Krystyna Lubelska uprawia gatunek, który nazwałbym romansem społecznym. Na ogół te dwie sfery trzymają się od siebie z daleka: romans jest romansem, a po kontekst społeczny trzeba sięgnąć do innej lektury.
U Lubelskiej inaczej. W pierwszej części jej powieści, która ukazała się pod tytułem „Miłość w stanie wyższej konieczności”, perypetie uczuciowe bohaterów wpisane były w stan wojenny, a właściwie nawet to stan wojenny był tym, który najbardziej zdradził bohaterów.
Teraz – w będącym dalszym ciągiem „Życiu tam i z powrotem” – wszystko rozgrywa się w trakcie przełomu roku 1989. Uczucia przeżywają wraz z nim gruntowną ustrojową transformację. Niestety, Polacy (ze szczególnym uwzględnieniem Polek) odkrywają, że teraz dopiero są niekochani; przynajmniej przez obcokrajowców.

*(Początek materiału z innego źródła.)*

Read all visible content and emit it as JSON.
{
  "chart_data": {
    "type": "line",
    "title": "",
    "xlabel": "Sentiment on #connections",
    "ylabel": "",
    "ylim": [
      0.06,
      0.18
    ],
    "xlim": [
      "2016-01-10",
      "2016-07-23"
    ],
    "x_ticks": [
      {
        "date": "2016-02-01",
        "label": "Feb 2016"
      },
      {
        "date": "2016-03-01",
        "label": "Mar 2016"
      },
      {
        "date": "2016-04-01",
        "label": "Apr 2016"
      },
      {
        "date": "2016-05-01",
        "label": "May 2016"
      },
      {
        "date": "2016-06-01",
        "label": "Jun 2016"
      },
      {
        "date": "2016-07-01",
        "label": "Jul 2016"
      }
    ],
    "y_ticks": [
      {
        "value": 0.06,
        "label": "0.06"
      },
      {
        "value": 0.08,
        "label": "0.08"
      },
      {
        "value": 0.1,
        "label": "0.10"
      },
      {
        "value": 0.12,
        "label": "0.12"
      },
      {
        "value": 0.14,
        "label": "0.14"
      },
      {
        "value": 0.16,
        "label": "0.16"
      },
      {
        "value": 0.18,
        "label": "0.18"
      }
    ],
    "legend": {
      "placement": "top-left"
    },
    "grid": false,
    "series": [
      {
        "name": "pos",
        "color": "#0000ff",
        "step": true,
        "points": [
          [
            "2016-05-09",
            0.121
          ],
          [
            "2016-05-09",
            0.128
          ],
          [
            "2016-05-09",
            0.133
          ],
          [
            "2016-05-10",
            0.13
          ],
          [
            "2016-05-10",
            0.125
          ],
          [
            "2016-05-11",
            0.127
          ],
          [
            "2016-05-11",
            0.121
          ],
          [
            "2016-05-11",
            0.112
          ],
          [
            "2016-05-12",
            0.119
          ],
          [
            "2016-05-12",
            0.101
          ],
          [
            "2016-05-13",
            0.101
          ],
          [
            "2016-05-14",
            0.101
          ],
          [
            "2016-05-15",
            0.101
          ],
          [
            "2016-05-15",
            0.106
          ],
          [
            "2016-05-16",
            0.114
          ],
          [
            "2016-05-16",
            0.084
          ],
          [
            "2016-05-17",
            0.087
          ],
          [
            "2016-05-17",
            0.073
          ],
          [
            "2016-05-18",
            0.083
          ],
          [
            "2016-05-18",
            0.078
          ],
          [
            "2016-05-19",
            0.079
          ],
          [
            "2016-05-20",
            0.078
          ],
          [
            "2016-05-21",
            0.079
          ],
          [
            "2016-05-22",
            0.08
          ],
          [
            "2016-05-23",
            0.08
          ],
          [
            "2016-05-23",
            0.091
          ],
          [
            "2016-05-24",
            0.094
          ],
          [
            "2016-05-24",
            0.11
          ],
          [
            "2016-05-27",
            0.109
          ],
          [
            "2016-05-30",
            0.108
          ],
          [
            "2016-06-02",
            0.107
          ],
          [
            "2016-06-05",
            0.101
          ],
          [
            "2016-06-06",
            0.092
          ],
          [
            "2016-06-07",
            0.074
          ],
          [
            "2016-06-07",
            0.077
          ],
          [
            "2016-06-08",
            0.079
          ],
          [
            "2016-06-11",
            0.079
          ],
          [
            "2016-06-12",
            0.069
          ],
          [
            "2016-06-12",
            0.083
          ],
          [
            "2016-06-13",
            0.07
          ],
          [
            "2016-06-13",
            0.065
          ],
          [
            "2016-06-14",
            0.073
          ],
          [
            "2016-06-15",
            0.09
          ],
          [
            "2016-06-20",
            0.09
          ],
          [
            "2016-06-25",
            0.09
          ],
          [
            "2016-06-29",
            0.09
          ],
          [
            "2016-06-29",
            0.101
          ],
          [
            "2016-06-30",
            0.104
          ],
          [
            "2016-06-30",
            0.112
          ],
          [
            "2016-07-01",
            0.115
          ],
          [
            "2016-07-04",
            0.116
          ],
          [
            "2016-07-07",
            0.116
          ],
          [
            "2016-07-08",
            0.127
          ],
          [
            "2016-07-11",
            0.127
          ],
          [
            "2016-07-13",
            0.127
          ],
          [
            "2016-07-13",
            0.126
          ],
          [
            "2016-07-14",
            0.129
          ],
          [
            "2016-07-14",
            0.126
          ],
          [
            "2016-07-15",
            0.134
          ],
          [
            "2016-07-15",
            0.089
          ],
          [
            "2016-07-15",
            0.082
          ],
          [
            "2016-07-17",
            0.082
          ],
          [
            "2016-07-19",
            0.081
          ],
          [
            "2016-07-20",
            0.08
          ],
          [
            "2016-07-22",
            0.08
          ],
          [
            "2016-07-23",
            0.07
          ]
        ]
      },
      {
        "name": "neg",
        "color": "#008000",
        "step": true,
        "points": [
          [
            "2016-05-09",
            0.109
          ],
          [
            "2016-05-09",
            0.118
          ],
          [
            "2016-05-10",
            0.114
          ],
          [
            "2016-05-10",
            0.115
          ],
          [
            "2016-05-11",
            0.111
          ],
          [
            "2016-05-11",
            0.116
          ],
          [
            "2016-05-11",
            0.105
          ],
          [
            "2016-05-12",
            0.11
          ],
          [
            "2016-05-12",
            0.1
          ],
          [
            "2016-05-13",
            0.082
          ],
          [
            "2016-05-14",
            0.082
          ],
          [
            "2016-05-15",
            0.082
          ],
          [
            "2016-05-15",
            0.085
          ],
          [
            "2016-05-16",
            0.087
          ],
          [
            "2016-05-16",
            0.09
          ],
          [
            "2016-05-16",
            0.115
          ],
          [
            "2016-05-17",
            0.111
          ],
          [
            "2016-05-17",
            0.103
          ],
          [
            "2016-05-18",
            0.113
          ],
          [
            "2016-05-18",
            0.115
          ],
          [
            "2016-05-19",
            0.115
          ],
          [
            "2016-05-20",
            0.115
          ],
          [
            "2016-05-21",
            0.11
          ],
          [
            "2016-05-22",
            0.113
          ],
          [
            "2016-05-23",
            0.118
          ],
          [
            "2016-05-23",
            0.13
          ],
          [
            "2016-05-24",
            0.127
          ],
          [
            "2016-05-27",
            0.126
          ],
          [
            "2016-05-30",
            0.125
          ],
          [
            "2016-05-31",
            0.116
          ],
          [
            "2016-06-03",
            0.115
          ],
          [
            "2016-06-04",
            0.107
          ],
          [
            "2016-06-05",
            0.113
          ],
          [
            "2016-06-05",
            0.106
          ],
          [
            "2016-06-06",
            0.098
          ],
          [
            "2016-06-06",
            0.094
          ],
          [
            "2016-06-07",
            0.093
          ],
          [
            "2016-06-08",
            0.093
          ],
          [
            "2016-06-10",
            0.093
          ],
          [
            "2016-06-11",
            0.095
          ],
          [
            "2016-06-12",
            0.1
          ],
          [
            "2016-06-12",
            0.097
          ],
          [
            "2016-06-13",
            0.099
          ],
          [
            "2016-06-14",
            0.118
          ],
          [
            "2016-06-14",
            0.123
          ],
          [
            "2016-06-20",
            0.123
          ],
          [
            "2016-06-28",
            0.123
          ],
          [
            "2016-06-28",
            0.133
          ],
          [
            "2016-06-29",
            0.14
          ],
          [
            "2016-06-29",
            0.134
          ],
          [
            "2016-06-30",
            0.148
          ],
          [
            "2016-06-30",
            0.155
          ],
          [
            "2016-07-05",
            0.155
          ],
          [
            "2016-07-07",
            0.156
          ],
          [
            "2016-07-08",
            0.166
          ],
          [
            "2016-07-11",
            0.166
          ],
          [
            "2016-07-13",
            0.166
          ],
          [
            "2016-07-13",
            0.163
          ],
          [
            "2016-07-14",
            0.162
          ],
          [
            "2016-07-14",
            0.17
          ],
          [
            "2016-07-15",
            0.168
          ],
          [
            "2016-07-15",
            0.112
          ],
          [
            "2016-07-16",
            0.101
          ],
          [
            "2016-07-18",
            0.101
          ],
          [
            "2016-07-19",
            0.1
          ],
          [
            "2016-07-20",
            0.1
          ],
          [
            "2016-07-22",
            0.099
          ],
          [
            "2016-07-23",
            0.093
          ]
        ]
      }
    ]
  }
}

Zdrady i zaślepienia miłosne ogólnie opisywane są już od Homera, ale konkretni polscy kochankowie tak naprawdę chyba jedynie przez Marka Hłaskę: jak wiemy, generalnie najbardziej ogranicza ich to, że nie mają gdzie się kochać. A więc jednak kontekst! Krystyna Lubelska z pewną nawet determinacją graniczącą z misją uspołecznia polski romans.
Jako dziennikarka „Polityki” na co dzień bezpiecznie szydząca z różnych przejawów kultury popularnej, tu sama wystawia się na ataki. Po wydaniu pierwszej części powieści pewien literaturoznawca domagał się od niej w telewizji odpowiedzi na pytanie, po co to opisała. Panie profesorze! Bo nie było opisane!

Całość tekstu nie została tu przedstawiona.